As a 4.0 student at Friday Harbor High School, Hannah has maintained making the Principal’s Honor Roll since the start of her high school years while taking four Advanced Placement courses.  She has spent several years participating on Washington State’s Ocean Sciences “Orca Bowl” team.  A well-rounded student, Hannah plays the alto sax in her school’s Jazz and Concert band, she is the captain of the varsity soccer team, enjoys playing doubles tennis and is a member of the hiking club.  She also greatly contributes to her community through various volunteer projects such as Relay for Life, Kicks for Breast Cancer, and by coaching soccer camp for local elementary school students.   Hannah has also had the opportunity to work as a research assistant for Russel Barsh, a local scientist at Friday Harbor Labs and head of the KWIAHT Organization.  This included testing water quality for surfactant levels, doing bioassays, and doing wetland entomology.  As a Young Investigator Prize winner, Hannah worked with Emily Carrington during the summer of 2009.  She helped with research on the effect of temperature shifts on species interactions.  Specifically, Hannah helped with field and laboratory studies of the foraging patterns of intertidal whelks on their barnacle prey. 

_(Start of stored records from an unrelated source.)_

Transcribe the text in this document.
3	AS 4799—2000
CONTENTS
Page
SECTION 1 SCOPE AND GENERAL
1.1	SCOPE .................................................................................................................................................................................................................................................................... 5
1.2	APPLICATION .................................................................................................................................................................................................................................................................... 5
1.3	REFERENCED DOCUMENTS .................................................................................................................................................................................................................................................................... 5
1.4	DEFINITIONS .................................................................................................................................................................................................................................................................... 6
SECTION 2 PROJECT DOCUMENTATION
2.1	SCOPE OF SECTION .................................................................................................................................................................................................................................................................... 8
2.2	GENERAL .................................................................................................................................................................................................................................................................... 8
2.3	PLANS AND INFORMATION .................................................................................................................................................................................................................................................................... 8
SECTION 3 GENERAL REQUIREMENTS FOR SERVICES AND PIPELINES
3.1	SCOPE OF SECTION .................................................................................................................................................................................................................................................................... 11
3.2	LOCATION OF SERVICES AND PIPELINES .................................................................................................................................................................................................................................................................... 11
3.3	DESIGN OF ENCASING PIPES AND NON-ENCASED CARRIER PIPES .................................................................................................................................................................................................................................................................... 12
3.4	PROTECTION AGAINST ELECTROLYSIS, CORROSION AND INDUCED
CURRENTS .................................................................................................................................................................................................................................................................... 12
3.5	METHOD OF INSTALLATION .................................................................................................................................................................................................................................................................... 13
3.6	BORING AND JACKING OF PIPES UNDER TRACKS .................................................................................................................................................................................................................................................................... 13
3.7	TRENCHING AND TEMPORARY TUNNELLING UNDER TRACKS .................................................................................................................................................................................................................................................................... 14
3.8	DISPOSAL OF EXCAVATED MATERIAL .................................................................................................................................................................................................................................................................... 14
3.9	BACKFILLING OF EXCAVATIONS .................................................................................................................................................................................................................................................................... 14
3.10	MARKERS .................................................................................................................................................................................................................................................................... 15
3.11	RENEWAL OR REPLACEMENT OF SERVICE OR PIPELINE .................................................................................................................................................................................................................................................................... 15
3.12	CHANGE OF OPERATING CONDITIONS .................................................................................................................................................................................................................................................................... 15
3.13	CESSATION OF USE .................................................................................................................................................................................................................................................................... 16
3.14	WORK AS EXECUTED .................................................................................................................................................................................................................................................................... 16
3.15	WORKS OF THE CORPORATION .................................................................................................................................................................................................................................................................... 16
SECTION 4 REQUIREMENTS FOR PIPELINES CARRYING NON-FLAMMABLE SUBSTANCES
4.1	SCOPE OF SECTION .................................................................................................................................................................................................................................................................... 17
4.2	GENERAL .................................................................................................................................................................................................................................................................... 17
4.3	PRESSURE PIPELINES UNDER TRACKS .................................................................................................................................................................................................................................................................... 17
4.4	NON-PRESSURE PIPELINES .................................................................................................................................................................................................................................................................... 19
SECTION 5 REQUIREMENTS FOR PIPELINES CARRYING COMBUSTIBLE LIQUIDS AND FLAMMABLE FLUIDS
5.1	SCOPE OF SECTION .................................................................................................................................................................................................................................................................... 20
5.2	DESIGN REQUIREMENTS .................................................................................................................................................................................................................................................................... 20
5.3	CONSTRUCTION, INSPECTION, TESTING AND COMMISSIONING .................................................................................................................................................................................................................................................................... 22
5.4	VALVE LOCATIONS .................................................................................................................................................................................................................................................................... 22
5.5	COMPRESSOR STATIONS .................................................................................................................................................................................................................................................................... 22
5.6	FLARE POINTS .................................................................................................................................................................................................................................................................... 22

2008 Winner:  Mr. Peter Duggins, junior, Spring Street International School.

Mr. Duggins is a 4.0 student at the Spring Street International School and a graduate of their unique program in Biotechnology and Immunology.  In the summer of 2007, Mr. Duggins worked as a research assistant in Neurophysiology for Dr. A.O.D. Willows (Professor Biology, UW).  This work on geomagnetic perception in Tritonia diomedia is part of an ongoing research program elucidating the neurophysiology and neural anatomy of this model marine invertebrate.  In 2008, Mr. Duggins worked with Dr Pedro Verdugo (Professor Bioengineering, UW) on carbon cycles in the ocean, particularly the biochemistry and microbial utilization of aquatic gels.  Mr. Duggins spent winter quarter (2008) studying in Southeast Asia and working on service projects including: construction of a micro-hydro power generator in a Karen refugee village (northern Thailand), and procurement of fire detection systems for Buddhist temples and monasteries (Bhutan).